Indicador político
Tuvo razón el finado Javier Valdez y todos quienes se le han sumado en esta terrible cuenta de cadáveres: “Sobran los temas, pero todos los senderos, escoltados de plantas con espinas, conducen a la pólvora incendiada… las calles sólo conducen a un humo caliente, que se levanta y baila con el viento, después del disparo”.
La violencia en México parece esperarnos a la vuelta de la esquina, en una mañana o un atardecer, sobre la tierra yerma o frente a un sagrario. Nada, en realidad, ha cambiado en las miradas de quienes sostienen las armas y las usan contra su prójimo.
Hubo confianza, sí, en que un cambio de estrategia mejoraría nuestras vidas. La fórmula y ruta nos pareció simple: Un gobierno legítimo por los cuatro costados construiría un Estado fuerte que combatiría la corrupción desde dentro, trabajaría por la desmilitarización del territorio para ciudadanizar la seguridad y, en un honesto compromiso por los últimos, acercaría más oportunidades educativas y laborales para los jóvenes más vulnerables y primeros destinatarios de la cultura criminal. Esa ruta haría un viraje radical de nuestra loca carrera hacia el barranco que comenzó hace tres sexenios.
Nada, por desgracia, ha cambiado. La legitimidad, en lugar de unidad, trajo polarización y descrédito; el combate a la corrupción, si existe, es imperceptible por la ignominiosa impunidad; el sueño de la desmilitarización se ha esfumado; y los jóvenes, con o sin becas, siguen apostando a la cultura de muerte gracias al peculio inmediato y a la ominosa incertidumbre.
Los crímenes contra los sacerdotes jesuitas de la sierra tarahumara (junto con el resto de asesinatos de Cerocahui) pintan de cuerpo entero el ‘conflictus scaena’ de nuestra realidad mexicana: Un extenso escenario donde el dominio material y simbólico es controlado por la trasgresión, la fechoría y la impunidad; el pueblo es víctima del pueblo; la sangre palpita en la impaciente mano del sicario o se escurre emanando de un cadáver.

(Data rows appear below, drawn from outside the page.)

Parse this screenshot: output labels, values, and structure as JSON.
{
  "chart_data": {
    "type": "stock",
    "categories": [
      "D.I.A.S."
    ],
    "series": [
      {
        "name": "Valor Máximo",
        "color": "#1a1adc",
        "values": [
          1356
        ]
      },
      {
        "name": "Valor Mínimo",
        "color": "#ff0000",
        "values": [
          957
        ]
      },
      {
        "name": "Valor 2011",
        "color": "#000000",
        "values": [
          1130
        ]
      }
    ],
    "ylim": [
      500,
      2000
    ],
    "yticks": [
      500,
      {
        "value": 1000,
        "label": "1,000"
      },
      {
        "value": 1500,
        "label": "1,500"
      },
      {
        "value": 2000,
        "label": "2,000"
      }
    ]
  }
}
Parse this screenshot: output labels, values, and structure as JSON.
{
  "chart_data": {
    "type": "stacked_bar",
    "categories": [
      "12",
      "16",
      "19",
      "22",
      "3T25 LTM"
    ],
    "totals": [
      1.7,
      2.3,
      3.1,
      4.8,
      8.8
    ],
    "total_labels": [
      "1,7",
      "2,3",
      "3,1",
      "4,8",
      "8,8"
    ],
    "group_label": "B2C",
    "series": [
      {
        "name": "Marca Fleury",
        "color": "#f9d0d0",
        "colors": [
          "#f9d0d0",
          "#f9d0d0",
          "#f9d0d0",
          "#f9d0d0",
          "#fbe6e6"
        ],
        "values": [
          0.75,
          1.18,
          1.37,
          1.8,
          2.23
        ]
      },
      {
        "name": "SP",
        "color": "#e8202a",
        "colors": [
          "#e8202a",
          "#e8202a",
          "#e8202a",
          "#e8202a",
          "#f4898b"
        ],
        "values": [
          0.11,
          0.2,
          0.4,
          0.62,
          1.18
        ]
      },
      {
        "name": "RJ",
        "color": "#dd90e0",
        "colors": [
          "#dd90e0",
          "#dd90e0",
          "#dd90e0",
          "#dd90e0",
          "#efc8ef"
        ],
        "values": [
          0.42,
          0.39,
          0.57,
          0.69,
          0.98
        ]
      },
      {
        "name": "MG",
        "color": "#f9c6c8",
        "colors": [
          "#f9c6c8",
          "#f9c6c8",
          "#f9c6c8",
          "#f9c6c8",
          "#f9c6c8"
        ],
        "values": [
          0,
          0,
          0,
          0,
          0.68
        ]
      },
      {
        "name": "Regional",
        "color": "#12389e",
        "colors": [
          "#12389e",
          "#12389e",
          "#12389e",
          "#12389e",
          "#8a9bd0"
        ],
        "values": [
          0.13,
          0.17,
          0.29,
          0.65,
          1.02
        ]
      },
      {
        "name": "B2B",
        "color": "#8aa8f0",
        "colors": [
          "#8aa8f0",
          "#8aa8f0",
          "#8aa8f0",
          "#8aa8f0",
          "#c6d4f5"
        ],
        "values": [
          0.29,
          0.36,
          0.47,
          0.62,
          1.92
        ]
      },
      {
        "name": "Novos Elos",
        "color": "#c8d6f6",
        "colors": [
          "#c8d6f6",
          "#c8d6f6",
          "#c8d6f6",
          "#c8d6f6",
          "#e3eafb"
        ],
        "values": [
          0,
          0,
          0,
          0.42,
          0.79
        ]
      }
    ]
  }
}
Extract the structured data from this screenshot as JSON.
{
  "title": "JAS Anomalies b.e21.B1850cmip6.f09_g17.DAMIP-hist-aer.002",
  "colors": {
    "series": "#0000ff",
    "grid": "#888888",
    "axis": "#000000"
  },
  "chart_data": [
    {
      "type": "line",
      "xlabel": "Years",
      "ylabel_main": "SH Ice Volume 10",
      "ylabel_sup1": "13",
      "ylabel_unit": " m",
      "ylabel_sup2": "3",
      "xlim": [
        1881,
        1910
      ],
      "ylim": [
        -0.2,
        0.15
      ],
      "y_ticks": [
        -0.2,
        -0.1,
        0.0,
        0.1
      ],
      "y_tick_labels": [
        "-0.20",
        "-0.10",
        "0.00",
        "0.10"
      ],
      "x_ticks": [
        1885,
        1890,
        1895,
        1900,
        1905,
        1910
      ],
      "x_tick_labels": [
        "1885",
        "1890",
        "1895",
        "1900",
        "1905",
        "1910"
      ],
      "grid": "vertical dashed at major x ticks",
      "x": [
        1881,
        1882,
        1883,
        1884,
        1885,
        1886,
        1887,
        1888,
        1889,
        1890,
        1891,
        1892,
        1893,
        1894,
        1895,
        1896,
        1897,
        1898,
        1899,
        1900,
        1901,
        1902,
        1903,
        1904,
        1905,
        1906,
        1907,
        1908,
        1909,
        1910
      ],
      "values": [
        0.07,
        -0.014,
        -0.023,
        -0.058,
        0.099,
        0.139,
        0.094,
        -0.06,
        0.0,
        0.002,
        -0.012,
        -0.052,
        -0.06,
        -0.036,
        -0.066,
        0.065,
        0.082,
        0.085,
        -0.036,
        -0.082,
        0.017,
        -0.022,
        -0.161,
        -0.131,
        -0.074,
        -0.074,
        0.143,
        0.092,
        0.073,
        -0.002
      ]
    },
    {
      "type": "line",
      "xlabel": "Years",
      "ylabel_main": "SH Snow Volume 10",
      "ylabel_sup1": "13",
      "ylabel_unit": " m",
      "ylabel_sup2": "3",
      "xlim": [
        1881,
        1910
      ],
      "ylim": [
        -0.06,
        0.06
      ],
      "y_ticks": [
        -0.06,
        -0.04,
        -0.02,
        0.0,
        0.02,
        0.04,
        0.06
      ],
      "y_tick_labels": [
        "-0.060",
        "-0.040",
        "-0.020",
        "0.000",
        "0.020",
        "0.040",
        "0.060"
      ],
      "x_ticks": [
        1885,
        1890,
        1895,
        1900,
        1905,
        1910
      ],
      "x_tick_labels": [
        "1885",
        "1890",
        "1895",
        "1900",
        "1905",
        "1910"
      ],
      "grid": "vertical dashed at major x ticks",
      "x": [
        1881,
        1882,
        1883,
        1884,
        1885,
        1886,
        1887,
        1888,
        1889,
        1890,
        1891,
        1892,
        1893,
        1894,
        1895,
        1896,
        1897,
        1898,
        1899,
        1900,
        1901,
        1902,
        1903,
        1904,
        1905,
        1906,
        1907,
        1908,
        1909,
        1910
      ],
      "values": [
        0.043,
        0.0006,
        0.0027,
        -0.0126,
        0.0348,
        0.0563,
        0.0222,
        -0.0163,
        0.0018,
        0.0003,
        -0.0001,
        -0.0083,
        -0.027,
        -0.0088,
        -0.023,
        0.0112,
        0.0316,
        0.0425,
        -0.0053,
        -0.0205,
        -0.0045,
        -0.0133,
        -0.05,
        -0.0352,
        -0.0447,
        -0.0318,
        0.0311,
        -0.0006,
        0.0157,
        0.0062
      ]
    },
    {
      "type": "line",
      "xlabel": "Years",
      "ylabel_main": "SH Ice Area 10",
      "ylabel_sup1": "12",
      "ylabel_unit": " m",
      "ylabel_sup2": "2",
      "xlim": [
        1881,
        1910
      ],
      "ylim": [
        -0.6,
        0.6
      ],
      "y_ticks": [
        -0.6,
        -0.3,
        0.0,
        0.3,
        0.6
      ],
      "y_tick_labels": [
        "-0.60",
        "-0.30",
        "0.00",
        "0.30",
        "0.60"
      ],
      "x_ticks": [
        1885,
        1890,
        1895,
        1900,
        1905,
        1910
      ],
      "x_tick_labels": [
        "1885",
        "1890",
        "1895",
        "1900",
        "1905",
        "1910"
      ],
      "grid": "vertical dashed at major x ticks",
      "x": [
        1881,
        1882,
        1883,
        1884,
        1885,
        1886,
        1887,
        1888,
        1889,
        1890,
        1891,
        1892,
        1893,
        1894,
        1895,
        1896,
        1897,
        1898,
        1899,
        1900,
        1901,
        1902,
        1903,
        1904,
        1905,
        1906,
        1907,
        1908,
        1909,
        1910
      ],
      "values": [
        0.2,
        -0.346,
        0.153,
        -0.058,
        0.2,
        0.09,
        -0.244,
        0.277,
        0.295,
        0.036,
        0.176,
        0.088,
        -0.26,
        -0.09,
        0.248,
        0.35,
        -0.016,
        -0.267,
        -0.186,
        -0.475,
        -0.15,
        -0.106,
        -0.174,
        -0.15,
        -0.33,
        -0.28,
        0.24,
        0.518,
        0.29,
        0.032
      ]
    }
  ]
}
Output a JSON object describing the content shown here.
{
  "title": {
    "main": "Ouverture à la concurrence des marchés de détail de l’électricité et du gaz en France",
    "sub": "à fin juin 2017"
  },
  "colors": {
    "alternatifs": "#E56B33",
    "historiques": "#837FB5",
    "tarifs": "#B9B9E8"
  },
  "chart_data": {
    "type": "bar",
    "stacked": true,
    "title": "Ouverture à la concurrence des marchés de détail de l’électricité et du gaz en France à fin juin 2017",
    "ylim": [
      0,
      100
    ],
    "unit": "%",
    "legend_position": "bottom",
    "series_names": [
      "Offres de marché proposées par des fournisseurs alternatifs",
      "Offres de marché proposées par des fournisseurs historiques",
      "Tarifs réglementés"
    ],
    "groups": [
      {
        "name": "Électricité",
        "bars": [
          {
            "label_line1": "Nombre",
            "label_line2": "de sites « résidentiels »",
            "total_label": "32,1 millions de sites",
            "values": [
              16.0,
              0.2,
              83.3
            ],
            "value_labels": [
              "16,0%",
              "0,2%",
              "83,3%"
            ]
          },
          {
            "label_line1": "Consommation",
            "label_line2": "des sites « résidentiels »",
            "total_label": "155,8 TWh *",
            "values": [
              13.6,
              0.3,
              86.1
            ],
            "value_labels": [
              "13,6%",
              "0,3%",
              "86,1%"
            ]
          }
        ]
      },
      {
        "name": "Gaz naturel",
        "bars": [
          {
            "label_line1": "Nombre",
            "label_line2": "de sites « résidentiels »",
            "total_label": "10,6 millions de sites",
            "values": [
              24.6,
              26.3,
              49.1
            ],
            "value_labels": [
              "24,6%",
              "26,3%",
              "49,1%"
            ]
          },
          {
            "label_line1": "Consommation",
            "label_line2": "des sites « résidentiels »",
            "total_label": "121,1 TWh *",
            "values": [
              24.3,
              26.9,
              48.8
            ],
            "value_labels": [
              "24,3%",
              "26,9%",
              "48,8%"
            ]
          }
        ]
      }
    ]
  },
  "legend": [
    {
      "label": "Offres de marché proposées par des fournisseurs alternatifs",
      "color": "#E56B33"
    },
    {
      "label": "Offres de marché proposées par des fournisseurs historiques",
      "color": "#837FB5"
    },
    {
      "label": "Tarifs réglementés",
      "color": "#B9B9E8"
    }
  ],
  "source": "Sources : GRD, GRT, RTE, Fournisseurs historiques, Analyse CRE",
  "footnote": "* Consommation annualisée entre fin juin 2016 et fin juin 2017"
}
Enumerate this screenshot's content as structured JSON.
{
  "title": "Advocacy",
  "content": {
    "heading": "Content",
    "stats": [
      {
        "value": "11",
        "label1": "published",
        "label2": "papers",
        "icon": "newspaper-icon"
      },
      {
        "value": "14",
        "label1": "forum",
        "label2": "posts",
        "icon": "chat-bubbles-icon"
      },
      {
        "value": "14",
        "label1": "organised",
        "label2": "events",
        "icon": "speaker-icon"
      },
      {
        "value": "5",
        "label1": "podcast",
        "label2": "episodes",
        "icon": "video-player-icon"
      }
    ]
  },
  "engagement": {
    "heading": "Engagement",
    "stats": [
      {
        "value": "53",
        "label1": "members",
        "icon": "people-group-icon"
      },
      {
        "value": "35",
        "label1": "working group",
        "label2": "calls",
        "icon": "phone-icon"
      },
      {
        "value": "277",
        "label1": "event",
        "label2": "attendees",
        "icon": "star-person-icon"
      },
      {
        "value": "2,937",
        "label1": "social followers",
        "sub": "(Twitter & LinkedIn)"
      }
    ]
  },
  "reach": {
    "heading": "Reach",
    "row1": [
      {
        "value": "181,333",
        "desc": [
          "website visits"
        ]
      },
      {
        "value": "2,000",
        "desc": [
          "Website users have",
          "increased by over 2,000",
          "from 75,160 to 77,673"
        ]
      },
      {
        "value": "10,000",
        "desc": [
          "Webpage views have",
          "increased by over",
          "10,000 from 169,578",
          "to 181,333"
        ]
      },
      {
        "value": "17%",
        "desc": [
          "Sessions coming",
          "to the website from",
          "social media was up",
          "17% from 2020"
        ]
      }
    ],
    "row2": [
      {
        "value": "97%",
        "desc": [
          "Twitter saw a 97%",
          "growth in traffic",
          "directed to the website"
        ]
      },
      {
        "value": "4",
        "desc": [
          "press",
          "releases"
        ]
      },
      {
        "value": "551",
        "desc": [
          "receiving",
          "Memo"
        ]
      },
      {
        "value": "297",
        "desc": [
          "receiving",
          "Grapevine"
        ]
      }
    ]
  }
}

Mientras, la gente de bien se resiste a tal determinismo y busca nuevos caminos que no conduzcan a trágicos finales pero, como les pasó a los rarámuri durante las primeras invasiones, ellos cedieron palmo a palmo sus tierras hasta que ya no hubo a dónde ir.
Y, si ya no hay senderos, habrá que crearlos. Pero ¿cómo? ¿Con qué fuerzas?
Hoy, una indignación de grado indómito recorre las venas de los testigos de la muerte y el llanto, revela hartazgo pero también deseos de cambio. Sobre esta tierra, absorta y muda, que nada mira y a nadie atiende, esa indignación quiere ser protesta y advertencia, sí; pero también coraje y esperanza.
Al pueblo mexicano nos urgen nuevos senderos de paz; pero no aquellos que están sembrados de armas, insignias y billetes. Urgen caminos que pasen por la justicia social, el cuidado de la creación, la defensa de los pueblos, el reconocimiento de los abusos, la protección de los débiles, la promoción de la paz, la escuela de reconciliación y la búsqueda del bien común.
Más el camino -como dijo el clásico- está en el andar; está en el trabajo, no en el privilegio ni en la comodidad. El camino se marca con muchos pasos y sin egoísmos, compartiendo la senda donde puedan ir todos, sin discriminaciones ni prejuicios; una vía donde los padres enseñen a su prole a extender la mirada antes que la mano, a desterrar los sentimientos de avaricia o insaciabilidad. Siguen siendo proféticas las palabras que el papa Francisco dijo en el Palacio Nacional ante la élite de liderazgos políticos, sociales, económicos y religiosos de México: “Cada vez que buscamos el camino del privilegio o beneficio de unos pocos en detrimento del bien de todos, tarde o temprano, la vida en sociedad se vuelve un terreno fértil para la corrupción, el narcotráfico, la exclusión de las culturas diferentes, la violencia e incluso el tráfico de personas, el secuestro y la muerte, causando sufrimiento y frenando el desarrollo”.
El filósofo de Güémez diría que “las cosas son como son hasta que dejan de serlo”. Y dejarán de serlo cuando en verdad seamos capaces de actuar. Es imperdonable que autoridades y liderazgos políticos mantengan todavía hoy su posición de autosuficiencia, autopreservación y privilegio; es más triste aún que muchos otros, en lugar de caminar, quieran encaramarse a ese trono de palo hueco. Ya lo advierte el rarámuri: ‘Arigá caponi, si’néamica ripá moba jábaso…’ Al final, (la vara) se quebró cuando se pararon todos encima.